For markets, GDP is not particularly useful in China or anywhere else. It is an obvious point, but markets are forward looking and it is the rate of change in activity that matters with respect to its influence on profits, prices, policy expectations and risk perceptions. As we have often noted, the credit impulse in China (the rate of change in credit growth) has been a reliable indicator of the mini business cycle in China over the past decade or more. The rate of change in bank lending is a large sub-component of the credit impulse and of the Li Keqiang index noted above.
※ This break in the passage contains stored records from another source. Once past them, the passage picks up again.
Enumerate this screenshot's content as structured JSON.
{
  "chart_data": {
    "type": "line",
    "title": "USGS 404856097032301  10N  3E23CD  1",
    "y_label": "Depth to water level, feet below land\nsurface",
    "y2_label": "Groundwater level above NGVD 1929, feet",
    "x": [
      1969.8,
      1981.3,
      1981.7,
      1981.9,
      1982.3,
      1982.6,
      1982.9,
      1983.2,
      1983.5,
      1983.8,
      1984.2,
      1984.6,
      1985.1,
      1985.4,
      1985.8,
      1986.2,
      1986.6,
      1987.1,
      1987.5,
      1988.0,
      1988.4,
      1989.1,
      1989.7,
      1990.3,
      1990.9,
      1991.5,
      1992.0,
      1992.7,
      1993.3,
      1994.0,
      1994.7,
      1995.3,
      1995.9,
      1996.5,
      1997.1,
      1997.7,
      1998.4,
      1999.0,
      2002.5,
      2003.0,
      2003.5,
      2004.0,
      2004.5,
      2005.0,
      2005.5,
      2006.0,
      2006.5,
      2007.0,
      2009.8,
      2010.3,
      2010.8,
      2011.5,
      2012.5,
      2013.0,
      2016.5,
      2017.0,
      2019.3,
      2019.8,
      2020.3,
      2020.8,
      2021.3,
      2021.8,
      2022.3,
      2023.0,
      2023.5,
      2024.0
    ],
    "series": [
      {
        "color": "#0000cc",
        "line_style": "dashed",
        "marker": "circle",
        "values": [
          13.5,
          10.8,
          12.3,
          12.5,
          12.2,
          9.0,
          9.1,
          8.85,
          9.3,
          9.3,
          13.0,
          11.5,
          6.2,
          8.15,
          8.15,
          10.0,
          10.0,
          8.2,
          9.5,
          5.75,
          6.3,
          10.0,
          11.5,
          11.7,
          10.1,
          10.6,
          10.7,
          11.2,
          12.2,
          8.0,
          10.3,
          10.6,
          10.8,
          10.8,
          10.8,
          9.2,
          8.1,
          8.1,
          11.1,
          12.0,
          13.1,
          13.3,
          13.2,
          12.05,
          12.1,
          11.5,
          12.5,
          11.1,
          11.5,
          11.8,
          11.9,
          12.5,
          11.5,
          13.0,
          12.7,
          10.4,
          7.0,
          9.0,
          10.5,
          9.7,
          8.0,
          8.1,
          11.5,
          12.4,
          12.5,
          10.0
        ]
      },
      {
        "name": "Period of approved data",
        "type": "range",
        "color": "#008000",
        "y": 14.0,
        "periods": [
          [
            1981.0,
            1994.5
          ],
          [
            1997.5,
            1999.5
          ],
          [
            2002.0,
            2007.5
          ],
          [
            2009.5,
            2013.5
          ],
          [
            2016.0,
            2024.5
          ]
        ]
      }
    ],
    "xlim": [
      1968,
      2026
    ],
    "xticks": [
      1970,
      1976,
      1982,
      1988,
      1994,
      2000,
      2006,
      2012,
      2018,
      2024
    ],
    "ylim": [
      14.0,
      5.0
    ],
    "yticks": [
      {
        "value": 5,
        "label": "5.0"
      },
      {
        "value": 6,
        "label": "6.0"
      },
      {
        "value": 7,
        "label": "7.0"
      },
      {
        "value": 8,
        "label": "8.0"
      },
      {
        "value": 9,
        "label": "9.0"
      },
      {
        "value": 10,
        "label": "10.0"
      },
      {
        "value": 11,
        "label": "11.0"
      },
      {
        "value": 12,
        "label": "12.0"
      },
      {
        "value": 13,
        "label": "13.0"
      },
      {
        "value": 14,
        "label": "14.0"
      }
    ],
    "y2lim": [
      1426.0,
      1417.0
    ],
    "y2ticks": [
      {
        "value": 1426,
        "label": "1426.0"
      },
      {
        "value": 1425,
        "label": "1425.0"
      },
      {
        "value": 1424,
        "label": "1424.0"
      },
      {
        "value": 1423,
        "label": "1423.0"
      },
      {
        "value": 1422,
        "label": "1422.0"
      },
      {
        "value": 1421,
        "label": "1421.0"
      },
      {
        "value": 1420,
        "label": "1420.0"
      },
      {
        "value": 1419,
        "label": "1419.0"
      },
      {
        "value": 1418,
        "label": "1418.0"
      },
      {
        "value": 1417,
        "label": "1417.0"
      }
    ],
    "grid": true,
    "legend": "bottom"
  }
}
The credit impulse is important because it has an influence on the key component of China’s GDP, property and infrastructure. In turn, that is a key reason why it leads the rate of change in commodity prices (chart 2) and commodity linked markets. As we have also noted recently, the expansion and contraction in credit also tends to have a pro-cyclical influence on risk perceptions or the P/E valuation multiple in equities. The P/E tends to expand (that is investors will pay a higher multiple) when credit accelerates and a lower multiple when the rate of credit slows. Put another way, it highlights the reflexivity in credit which is inflationary when taken on and deflationary when paid back.

The good news in the current episode is that the mini cycle slowdown in credit appears well advanced. The credit impulse slowed to -7% in August and is already consistent with trough conditions. The bad news is that the price signals in China’s high yield real estate market suggest that the contagion and weakness in property is broader and deeper. On the positive side, the ongoing strength in commodity prices (industrial metals) suggests that final demand might be holding up outside China’s property market and in other parts of the world.

Curiously, the major commodity currencies appear materially undervalued based on spot commodity prices and the underlying terms of trade (export prices relative to import prices or national income). This is true whether one looks at the Canadian, New Zealand, Australian dollars or the Norwegian Krone. Taken to its logical conclusion, the Australian dollar ought to be trading above parity to the US Dollar based on the terms of trade (chart 3). Of course, interest rate differentials suggest that the truth lies somewhere in between. Moreover, it might also be the case that the commodity markets still have to reflect the recent slowdown in China. On the positive side, if growth perceptions start to improve again in China and the credit impulse recovers, commodity currencies probably have material upside relative to underlying fundamentals.